Caitlin Rivers, PhD
“A national strategy isn’t about the packet of papers. It’s about setting a vision for where we want to be in three, six, twelve months and laying out how we’re going to get there. That’s how we set up public health — and the economy — for success.”
Caitlin Rivers, Ph.D., is an infectious disease epidemiologist, Senior Scholar at the Johns Hopkins Center for Health Security (JHCHS), and Assistant Professor in the Department of Environmental Health and Engineering at the Johns Hopkins Bloomberg School of Public Health (JHSPH). Her research focuses on improving public health preparedness and response, particularly by improving capabilities for “outbreak science” and infectious disease modeling to support public health decision making.
Prior to joining Johns Hopkins, Dr. Rivers worked as a civilian epidemiologist for the U.S. Army. She served as acting Branch Chief in the Disease Epidemiology Division, Chief Epidemiologist of the Health of the Force surveillance report product line, and manager of the Acute Respiratory Surveillance Program, which has run continuously for 50 years. As a Department of Defense Science, Mathematics, and Research Transformation (SMART) Scholar, she served as the senior epidemiologist on several outbreak investigations, including with the Special Operations community.
Dr. Rivers additionally participated in a National Science and Technology Council interagency working group aimed at bringing pandemic prediction and forecasting in capabilities into the federal government. She has been honored with the Department of the Army Achievement Medal for Civilian Service, JHCHS Emerging Leaders in Biosecurity Fellowship, and JHSPH Faculty Award for Excellence in U.S. Public Health Practice.
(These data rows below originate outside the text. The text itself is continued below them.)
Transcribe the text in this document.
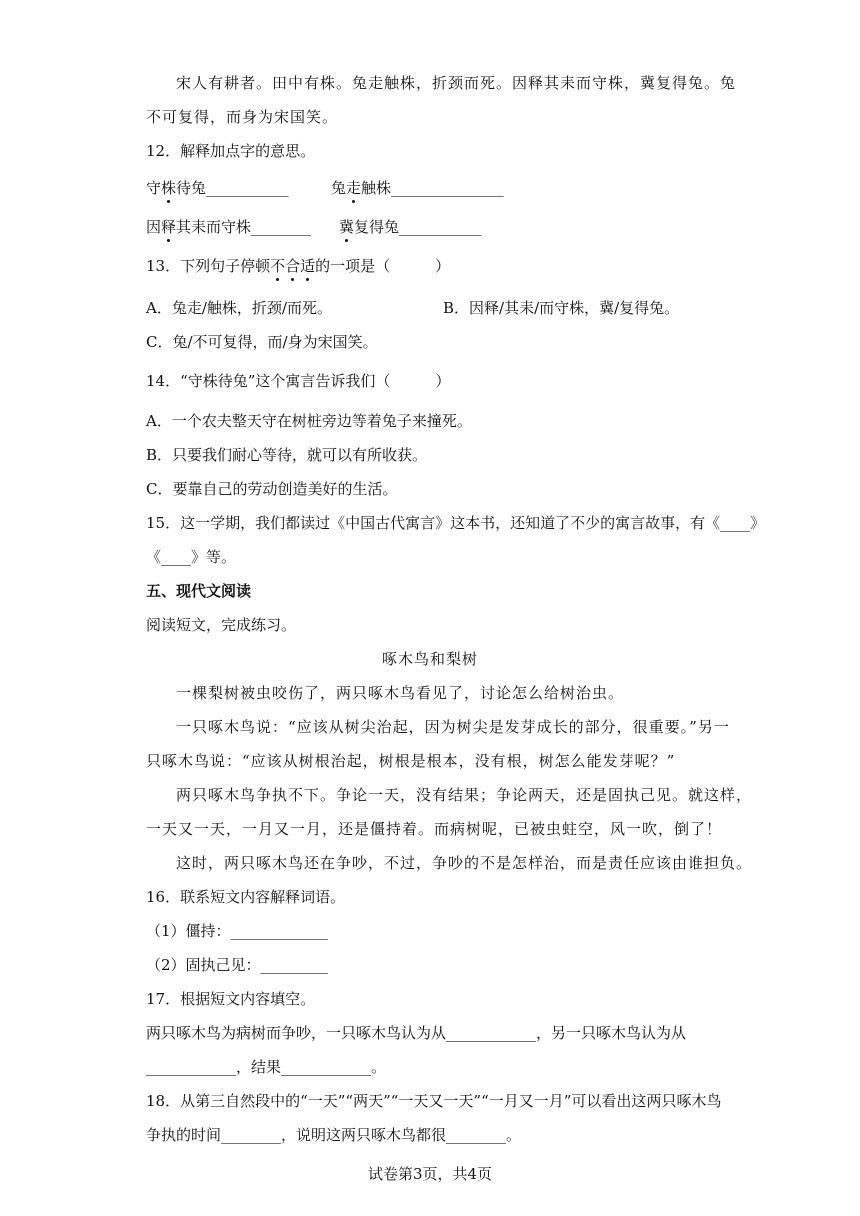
宋人有耕者。田中有株。兔走触株，折颈而死。因释其耒而守株，冀复得兔。兔
不可复得，而身为宋国笑。
12．解释加点字的意思。
守株待兔___________	兔走触株_______________
因释其耒而守株________ 冀复得兔___________
13．下列句子停顿不合适的一项是（　　　）
A．兔走/触株，折颈/而死。	B．因释/其耒/而守株，冀/复得兔。
C．兔/不可复得，而/身为宋国笑。
14．“守株待兔”这个寓言告诉我们（　　　）
A．一个农夫整天守在树桩旁边等着兔子来撞死。
B．只要我们耐心等待，就可以有所收获。
C．要靠自己的劳动创造美好的生活。
15．这一学期，我们都读过《中国古代寓言》这本书，还知道了不少的寓言故事，有《____》
《____》等。
五、现代文阅读
阅读短文，完成练习。
啄木鸟和梨树
一棵梨树被虫咬伤了，两只啄木鸟看见了，讨论怎么给树治虫。
一只啄木鸟说：“应该从树尖治起，因为树尖是发芽成长的部分，很重要。”另一
只啄木鸟说：“应该从树根治起，树根是根本，没有根，树怎么能发芽呢？”
两只啄木鸟争执不下。争论一天，没有结果；争论两天，还是固执己见。就这样，
一天又一天，一月又一月，还是僵持着。而病树呢，已被虫蛀空，风一吹，倒了！
这时，两只啄木鸟还在争吵，不过，争吵的不是怎样治，而是责任应该由谁担负。
16．联系短文内容解释词语。
（1）僵持：_____________
（2）固执己见：_________
17．根据短文内容填空。
两只啄木鸟为病树而争吵，一只啄木鸟认为从____________，另一只啄木鸟认为从
____________，结果____________。
18．从第三自然段中的“一天”“两天”“一天又一天”“一月又一月”可以看出这两只啄木鸟
争执的时间________，说明这两只啄木鸟都很________。
试卷第3页，共4页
Dr. Rivers received her B.A. in anthropology from the University of New Hampshire and her M.P.H. in infectious diseases and Ph.D. in genetics, bioinformatics and computational biology from Virginia Tech, where she focused on computational epidemiology, particularly modeling emerging infectious diseases to support public health decision making. Her research concentrated on data related to outbreaks of avian influenza, MERS, and Ebola.